Deakin researchers design maintenance-free bridge for Geelong park
Media release
A pedestrian bridge designed by Deakin University researchers for a North Geelong park will use a new type of reinforced concrete that doesn't need any maintenance.
The bridge over Cowies Creek at Deppeler Park will be made from sustainable concrete with carbon and glass fibre reinforcement that should ensure the bridge requires no maintenance over its 100 year life-span.
Deakin researchers Dr Mahbube Subhani and Dr Kazem Ghabraie designed the bridge for North-Geelong based engineering firm Austeng when Austeng won a tender to build two pedestrian bridges from the City of Greater Geelong (COGG).
Dr Subhani said the new design would avoid the usual problem of corrosion that occurs in conventional steel reinforced concrete construction.
"We have replaced the steel reinforcing bar normally used in steel reinforced concrete with more durable carbon and glass fibre reinforced polymer," Dr Subhani said.
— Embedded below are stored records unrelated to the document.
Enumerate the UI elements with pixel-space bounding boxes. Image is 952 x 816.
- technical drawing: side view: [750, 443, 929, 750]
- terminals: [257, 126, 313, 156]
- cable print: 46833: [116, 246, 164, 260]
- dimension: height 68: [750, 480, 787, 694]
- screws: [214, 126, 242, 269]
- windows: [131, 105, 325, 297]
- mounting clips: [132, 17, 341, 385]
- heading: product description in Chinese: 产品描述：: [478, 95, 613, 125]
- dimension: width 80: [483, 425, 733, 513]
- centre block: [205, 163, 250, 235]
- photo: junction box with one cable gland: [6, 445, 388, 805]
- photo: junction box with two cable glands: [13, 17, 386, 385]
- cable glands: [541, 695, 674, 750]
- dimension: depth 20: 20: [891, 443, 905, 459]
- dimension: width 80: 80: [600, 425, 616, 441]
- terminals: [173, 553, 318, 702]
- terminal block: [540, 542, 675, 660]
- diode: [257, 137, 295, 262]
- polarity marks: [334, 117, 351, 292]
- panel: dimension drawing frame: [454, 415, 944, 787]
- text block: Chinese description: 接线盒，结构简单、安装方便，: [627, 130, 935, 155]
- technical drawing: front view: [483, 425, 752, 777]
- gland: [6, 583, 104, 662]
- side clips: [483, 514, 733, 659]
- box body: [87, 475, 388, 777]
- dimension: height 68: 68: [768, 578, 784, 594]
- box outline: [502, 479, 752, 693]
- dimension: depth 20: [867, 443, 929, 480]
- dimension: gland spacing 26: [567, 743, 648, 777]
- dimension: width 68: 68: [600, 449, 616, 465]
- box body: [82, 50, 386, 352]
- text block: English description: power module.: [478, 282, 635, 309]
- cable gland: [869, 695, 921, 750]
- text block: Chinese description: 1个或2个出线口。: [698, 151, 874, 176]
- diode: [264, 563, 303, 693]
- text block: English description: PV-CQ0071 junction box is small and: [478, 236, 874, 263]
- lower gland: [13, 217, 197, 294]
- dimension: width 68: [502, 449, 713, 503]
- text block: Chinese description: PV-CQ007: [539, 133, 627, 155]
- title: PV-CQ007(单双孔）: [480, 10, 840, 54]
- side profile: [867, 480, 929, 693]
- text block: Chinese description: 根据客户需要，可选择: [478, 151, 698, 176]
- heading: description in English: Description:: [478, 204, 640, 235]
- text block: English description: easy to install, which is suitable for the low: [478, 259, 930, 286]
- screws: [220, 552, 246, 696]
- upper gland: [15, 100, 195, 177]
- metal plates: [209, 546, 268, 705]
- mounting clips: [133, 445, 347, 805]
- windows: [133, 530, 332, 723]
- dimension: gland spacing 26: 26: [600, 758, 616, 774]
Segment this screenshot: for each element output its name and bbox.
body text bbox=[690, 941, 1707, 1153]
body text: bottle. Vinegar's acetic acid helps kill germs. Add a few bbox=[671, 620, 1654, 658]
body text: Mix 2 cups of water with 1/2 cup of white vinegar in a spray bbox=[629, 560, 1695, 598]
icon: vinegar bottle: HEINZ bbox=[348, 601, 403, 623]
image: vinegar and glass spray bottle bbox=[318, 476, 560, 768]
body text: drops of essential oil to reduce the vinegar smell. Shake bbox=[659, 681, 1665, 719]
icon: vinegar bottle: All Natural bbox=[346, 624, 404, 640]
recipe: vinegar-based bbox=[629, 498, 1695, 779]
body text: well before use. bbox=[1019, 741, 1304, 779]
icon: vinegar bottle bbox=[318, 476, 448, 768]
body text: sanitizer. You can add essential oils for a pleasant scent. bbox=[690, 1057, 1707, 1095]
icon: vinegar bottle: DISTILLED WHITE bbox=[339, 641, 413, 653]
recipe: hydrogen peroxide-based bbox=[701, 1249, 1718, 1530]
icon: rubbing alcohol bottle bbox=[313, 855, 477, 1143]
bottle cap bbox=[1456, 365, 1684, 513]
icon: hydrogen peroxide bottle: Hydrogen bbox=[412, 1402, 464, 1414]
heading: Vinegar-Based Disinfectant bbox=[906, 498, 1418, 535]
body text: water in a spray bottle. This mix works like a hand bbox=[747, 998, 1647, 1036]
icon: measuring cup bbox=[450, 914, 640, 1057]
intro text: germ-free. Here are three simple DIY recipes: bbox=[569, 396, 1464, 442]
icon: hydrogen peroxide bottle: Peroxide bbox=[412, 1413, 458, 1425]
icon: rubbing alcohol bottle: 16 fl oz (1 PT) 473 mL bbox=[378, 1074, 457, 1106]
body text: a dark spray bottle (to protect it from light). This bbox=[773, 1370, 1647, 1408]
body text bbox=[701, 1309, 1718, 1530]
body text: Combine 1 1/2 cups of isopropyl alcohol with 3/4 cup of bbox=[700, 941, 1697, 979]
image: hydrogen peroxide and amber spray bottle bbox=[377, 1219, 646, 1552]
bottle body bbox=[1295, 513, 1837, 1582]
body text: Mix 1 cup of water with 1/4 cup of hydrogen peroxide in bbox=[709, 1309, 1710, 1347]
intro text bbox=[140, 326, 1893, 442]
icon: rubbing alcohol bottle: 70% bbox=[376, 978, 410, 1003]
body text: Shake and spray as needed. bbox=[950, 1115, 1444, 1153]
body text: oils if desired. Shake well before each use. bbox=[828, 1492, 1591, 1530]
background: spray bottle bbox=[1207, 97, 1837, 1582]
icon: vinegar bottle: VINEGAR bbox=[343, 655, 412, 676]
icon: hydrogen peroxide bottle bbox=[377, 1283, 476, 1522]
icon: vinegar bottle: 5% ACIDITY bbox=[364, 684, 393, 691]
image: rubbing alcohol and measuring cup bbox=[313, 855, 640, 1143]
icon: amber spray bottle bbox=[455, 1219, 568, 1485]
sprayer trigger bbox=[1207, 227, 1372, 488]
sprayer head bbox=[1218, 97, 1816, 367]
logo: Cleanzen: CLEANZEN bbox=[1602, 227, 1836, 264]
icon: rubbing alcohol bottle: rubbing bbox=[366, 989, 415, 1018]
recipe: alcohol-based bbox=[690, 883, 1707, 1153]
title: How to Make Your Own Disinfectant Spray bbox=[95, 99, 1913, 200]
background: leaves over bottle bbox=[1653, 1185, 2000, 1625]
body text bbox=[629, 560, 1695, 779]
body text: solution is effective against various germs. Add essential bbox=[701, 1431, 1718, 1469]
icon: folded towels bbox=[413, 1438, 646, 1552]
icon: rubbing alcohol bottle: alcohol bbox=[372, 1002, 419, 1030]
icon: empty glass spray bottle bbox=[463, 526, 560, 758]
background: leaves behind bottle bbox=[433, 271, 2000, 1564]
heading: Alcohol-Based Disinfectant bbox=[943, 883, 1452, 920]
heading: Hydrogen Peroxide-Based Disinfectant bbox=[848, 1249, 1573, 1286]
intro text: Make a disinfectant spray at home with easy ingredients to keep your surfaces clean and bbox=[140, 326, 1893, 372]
"Structures made with steel reinforced concrete require maintenance about every five years and major maintenance or rehabilitation every 20 years.
"This bridge should not require any maintenance for the whole of its design life," Dr Subhani said.
Carbon and glass fibre reinforced polymer is stronger than steel and five times lighter than reinforced steel.
It also needs much less energy to make – just 25 per cent of the energy required to produce steel.
"The geopolymer concrete used in the bridge construction is also environmentally sustainable," Dr Subhani said.
"Instead of cement, the concrete has been made using fly ash, a by-product of coal combustion.
"Cement is responsible for seven per cent of the world’s total CO2 emissions so this structural element has the potential to cut down the maintenance cost as well as reduce CO2 emissions."
The beam was cast by geopolymer concrete manufacturer, Rocla, and pre-testing has already shown the bridge can successfully carry the design load.
COGG maintains about 160 recreational bridges and that number is growing through subdivision development.
Dr Subhani and his design team hope that their environmentally sustainable maintenance-free bridge is a potential candidate for new and replacement bridges throughout the city.